Never mind getting murdered, you’re far more likely to catch Covid in Jacksonville than you are in NYC. As of July 18, Covid-Dash.net lists Duval County as the second worst county for Covid outbreaks in the entire country. Not a single county in New York state even touches that list right now. On a statewide basis, Florida is ranked #3 for worst outbreaks and New York is #33.
These Covid infection stats don’t surprise me. Not many people seem to give a shit about wearing masks or staying safe from the coronavirus. I’ve got people in my Covid bubble with autoimmune disorders, and I’m frustrated that the community response to protecting them was basically “fuck ’em.”
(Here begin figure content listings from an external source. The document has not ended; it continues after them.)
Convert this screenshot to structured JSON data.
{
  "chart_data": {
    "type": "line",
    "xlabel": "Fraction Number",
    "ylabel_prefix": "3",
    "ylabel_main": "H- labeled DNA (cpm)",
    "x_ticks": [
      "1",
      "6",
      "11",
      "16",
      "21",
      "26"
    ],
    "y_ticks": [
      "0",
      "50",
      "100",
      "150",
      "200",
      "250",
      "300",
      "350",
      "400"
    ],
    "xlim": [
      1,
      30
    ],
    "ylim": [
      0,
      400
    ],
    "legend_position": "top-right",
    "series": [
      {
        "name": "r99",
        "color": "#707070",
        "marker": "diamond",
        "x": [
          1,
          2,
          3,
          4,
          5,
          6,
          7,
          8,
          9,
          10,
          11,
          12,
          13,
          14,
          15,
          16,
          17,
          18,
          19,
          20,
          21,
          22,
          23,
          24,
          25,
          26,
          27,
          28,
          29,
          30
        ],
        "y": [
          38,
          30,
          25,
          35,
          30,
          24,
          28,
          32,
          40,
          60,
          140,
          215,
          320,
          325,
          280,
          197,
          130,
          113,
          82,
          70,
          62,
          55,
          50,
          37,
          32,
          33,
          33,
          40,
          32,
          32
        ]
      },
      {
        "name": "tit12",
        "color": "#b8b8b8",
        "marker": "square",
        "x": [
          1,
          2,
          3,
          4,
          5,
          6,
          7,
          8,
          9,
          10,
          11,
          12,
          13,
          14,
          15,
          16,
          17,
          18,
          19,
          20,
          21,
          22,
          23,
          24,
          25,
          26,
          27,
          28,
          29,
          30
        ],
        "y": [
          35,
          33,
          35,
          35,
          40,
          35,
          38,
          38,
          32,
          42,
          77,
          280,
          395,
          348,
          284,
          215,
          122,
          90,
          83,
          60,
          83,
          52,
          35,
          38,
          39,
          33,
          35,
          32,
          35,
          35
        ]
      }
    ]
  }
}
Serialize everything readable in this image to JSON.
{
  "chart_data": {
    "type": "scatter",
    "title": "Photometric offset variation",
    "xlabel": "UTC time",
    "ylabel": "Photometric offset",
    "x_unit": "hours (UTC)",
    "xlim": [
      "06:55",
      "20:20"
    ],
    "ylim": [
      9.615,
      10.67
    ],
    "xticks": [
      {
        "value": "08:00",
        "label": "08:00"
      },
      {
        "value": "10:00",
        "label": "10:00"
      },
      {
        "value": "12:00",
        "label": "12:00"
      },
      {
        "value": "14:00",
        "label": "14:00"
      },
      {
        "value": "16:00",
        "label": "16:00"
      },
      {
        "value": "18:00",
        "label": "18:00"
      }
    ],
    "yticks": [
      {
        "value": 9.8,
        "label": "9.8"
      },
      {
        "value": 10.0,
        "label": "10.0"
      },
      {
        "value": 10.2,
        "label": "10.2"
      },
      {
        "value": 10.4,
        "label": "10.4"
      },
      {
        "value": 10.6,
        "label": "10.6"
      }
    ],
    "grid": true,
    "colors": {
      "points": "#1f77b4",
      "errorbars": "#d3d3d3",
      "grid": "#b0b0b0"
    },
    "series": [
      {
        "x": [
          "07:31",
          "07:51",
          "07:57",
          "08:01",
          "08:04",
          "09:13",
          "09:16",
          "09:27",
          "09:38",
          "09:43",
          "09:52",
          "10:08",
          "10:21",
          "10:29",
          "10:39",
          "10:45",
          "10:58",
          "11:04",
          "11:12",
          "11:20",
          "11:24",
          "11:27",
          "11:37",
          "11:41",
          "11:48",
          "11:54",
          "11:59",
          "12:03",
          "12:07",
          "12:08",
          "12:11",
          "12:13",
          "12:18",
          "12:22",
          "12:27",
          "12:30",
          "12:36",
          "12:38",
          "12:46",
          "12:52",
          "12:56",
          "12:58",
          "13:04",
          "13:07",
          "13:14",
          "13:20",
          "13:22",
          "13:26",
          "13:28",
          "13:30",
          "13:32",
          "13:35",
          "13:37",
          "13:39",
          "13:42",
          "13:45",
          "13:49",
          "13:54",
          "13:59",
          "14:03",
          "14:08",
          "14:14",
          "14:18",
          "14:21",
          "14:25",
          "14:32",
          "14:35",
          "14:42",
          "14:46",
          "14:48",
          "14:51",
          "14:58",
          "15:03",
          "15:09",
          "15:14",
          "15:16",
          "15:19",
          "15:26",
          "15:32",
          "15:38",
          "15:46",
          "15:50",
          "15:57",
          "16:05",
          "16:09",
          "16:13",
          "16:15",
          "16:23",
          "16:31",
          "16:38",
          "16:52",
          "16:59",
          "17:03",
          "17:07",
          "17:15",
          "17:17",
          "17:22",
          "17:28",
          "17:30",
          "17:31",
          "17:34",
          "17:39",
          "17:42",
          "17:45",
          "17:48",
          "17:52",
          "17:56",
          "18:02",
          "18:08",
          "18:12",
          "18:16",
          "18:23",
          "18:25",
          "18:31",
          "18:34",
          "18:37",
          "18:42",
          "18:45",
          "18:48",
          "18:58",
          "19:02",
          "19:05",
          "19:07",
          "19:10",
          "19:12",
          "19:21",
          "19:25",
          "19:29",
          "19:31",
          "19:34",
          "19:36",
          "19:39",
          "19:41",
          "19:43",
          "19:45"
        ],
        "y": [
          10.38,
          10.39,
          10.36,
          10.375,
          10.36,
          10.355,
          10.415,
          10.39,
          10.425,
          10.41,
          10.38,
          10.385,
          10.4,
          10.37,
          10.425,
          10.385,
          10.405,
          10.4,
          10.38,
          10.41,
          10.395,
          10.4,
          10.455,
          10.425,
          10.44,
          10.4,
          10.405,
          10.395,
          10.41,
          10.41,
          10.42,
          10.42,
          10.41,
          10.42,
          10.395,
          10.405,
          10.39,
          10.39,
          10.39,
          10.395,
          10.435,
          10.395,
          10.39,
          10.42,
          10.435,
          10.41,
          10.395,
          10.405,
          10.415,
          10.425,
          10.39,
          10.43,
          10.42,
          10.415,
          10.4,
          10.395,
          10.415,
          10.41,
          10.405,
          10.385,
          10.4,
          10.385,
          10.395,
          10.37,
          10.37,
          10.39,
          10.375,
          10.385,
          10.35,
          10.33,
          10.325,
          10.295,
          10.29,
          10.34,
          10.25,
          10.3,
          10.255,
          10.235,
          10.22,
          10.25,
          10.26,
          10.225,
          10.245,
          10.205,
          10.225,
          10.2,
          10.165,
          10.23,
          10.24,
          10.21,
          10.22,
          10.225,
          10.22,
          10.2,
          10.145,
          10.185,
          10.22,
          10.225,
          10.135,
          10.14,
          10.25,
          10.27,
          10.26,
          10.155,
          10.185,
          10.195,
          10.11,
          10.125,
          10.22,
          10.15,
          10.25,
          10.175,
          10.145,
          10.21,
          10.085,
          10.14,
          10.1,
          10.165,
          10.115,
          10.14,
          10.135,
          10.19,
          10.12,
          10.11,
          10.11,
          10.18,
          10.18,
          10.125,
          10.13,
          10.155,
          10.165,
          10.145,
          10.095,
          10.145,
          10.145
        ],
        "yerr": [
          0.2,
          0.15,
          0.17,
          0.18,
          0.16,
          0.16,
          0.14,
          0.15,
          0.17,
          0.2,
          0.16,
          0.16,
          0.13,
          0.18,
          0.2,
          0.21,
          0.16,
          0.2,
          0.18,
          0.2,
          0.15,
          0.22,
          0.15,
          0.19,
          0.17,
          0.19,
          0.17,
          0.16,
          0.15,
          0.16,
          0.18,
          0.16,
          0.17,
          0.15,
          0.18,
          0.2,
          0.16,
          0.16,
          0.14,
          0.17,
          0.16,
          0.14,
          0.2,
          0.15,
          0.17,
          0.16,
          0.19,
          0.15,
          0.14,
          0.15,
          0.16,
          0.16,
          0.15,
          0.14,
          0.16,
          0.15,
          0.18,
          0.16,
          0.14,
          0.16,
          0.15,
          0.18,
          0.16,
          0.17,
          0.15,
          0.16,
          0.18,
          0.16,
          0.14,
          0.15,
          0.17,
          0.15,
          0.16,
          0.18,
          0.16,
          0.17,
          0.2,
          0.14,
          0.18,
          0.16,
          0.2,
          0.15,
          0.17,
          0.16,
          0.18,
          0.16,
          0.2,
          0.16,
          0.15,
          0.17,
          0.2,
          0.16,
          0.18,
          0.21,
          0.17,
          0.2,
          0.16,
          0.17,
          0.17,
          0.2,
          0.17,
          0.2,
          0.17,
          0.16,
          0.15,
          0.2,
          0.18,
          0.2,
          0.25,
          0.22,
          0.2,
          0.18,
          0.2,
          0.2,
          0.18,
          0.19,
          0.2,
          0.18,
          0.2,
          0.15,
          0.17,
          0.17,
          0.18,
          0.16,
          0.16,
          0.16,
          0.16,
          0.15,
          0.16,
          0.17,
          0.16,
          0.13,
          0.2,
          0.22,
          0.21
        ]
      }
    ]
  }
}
I could go on about how our governor forbade masks mandates and vaccine passports, turning saving lives into a culture war circus, but I’m done. I’m really done with it. The Covid infection stats speak for themselves.
Florida hasn’t been the worst home for thirty years. It’ll be tough to leave behind my friend Skunk Ape and the raccoons that hiss at me when I try to make small talk with them at night.
I don’t know if the NYC subway rats will accept me as one of their own, but I have to remind myself that I belong down there, too.
And if I ever get lonely and miss the humid, swampy summers, I can commiserate with the sewer alligators, who are definitely all Florida expats.
Goodbye Florida. You were only okay. I hope Orlando sinks first.